Republican News · Thursday 9 July 1998

[An Phoblacht]

North Belfast under siege

A young nationalist mother was still trying to calm her five distraught children on Monday morning 6 July. The previous evening a loyalist gang had twice attacked her home in Rosapenna Street, North Belfast, by using a ladder to scale the peaceline before launching attacks on houses with bricks and paint bombs.

The woman, who did not wish to be named, said ``It was a gang of four or five men. One climbed onto the low roof at the back of the house and smashed the back windows. The others tried to break down the back door. We were all terrified.''

Fortunately, local residents promptly raised the alarm and chased the gang from the area on both occasions.

The family, who had been driven from their home in the Torrens area of the city two years ago by a loyalist mob, vowed to remain in their home.

Several hours before the attack Orangemen and other loyalists staged a one hour stand-off with crown forces on the corner of Rosapenna Street and Oldpark Road.

On the same night the home of an elderly couple in Victoria Gardens, off the Cavehill Road, came under attack from a loyalist mob throwing petrol bombs. Some of the mob, wielding iron bars and breeze blocks, attacked a number of houses before being repelled by residents from the surrounding area.
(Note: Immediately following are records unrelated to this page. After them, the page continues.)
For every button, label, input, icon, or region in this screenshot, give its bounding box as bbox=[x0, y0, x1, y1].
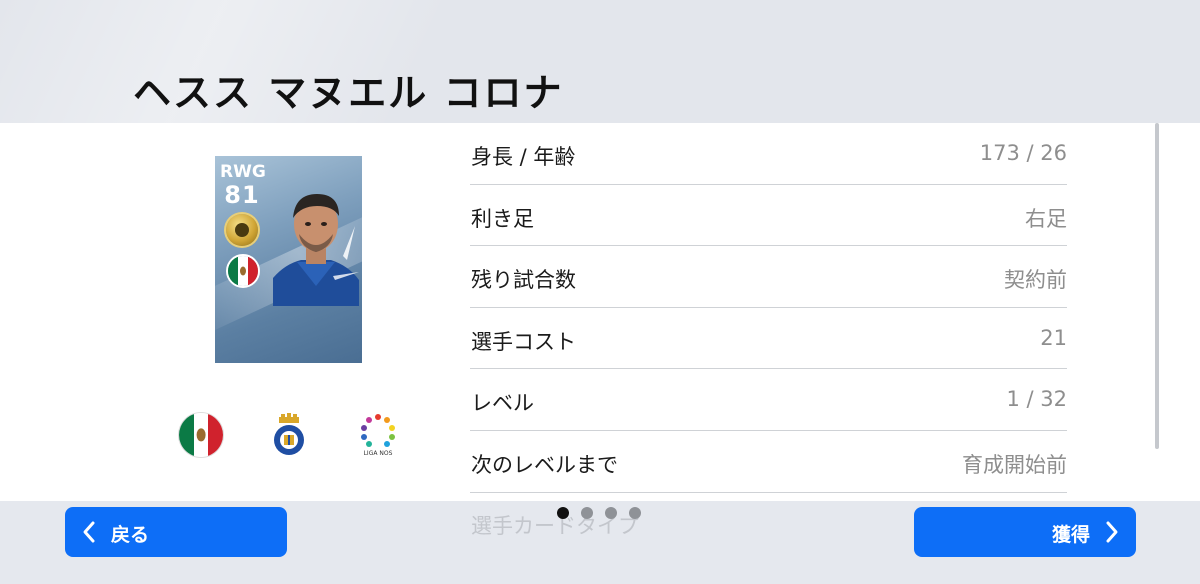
card-position: RWG bbox=[220, 162, 266, 182]
header-bar: ヘスス マヌエル コロナ bbox=[0, 0, 1200, 123]
detail-row-next-level: 次のレベルまで 育成開始前 bbox=[470, 431, 1067, 493]
page-dot-1[interactable] bbox=[557, 507, 569, 519]
detail-label: 次のレベルまで bbox=[471, 452, 618, 477]
page-dot-3[interactable] bbox=[605, 507, 617, 519]
detail-row-remaining-matches: 残り試合数 契約前 bbox=[470, 246, 1067, 308]
detail-value: 右足 bbox=[1025, 206, 1067, 231]
detail-value: 育成開始前 bbox=[962, 452, 1067, 477]
mexico-flag-icon bbox=[226, 254, 260, 288]
nationality-badge[interactable] bbox=[179, 413, 223, 457]
detail-row-level: レベル 1 / 32 bbox=[470, 369, 1067, 431]
detail-value: 契約前 bbox=[1004, 268, 1067, 293]
player-details-list: 身長 / 年齢 173 / 26 利き足 右足 残り試合数 契約前 選手コスト … bbox=[470, 123, 1067, 493]
back-button[interactable]: 戻る bbox=[65, 507, 287, 557]
back-button-label: 戻る bbox=[111, 524, 150, 546]
chevron-left-icon bbox=[83, 521, 95, 543]
player-card[interactable]: RWG 81 bbox=[215, 156, 362, 363]
detail-value: 21 bbox=[1040, 325, 1067, 350]
page-indicator bbox=[557, 507, 641, 519]
gold-medal-icon bbox=[226, 214, 258, 246]
chevron-right-icon bbox=[1106, 521, 1118, 543]
detail-row-player-cost: 選手コスト 21 bbox=[470, 308, 1067, 370]
player-name-title: ヘスス マヌエル コロナ bbox=[133, 71, 564, 115]
detail-label: 身長 / 年齢 bbox=[471, 145, 576, 169]
detail-label: 利き足 bbox=[471, 206, 534, 231]
details-scrollbar[interactable] bbox=[1155, 123, 1159, 449]
player-portrait bbox=[273, 194, 359, 306]
detail-row-height-age: 身長 / 年齢 173 / 26 bbox=[470, 123, 1067, 185]
acquire-button-label: 獲得 bbox=[1051, 524, 1090, 546]
detail-value: 173 / 26 bbox=[979, 141, 1067, 165]
detail-label: 残り試合数 bbox=[471, 268, 576, 293]
card-overall-rating: 81 bbox=[224, 181, 260, 209]
detail-row-preferred-foot: 利き足 右足 bbox=[470, 185, 1067, 247]
player-info-panel: RWG 81 LIGA NOS 身長 / 年齢 173 / 26 利き足 右足 … bbox=[0, 123, 1200, 501]
detail-label: レベル bbox=[471, 391, 534, 416]
detail-value: 1 / 32 bbox=[1006, 387, 1067, 412]
page-dot-4[interactable] bbox=[629, 507, 641, 519]
acquire-button[interactable]: 獲得 bbox=[914, 507, 1136, 557]
fc-porto-crest-icon[interactable] bbox=[267, 413, 311, 457]
svg-text:LIGA NOS: LIGA NOS bbox=[364, 450, 393, 457]
liga-nos-logo-icon[interactable]: LIGA NOS bbox=[356, 413, 400, 457]
detail-label: 選手コスト bbox=[471, 329, 576, 354]
page-dot-2[interactable] bbox=[581, 507, 593, 519]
The couple were evacuated from their home and community activists have since been helping them to move out. Crown forces, who had a presence in the area at the time, stood by during the loyalist assault.

Earlier in the evening, around 6pm, a crowd of some fifty Orangemen attempted to march their original ``Tour of the North'' route through four nationalist areas of north Belfast. They were stopped at Cliftonpark Avenue by the RUC. Gerry Kelly, a local SF Assembly member, described the attempted march as ``intimidation by the Orange Order. Clearly the Orange card is once again being played.''

In the Ligoniel area loyalists felled trees and telegraph poles, blocking roads into the small nationalist enclave.

d on the Ballysillan Road two loyalists were caught by the RUC in possession of firearms and ammunition.

Also on Monday night crown forces at the RUC barracks on York Road were attacked by loyalists with a blast bomb and petrol bombs. And shots were fired at them in nearby Duncairn Gardens from the loyalist Tiger's Bay. On the other side of Tiger's Bay a loyalist mob gathered to take photographs and film nationalist residents and crown forces on the Limestone Road. Neither the RUC nor the British troops present did anything to prevent this provocative behaviour.

Later in the evening the Catholic Holy Cross Boys School in Ardoyne was damaged in a sectarian assault.

On the previous night roads were blocked across the north of the city including in Glengormley, Crumlin Road, Fortwilliam roundabout and Skegoneill Avenue.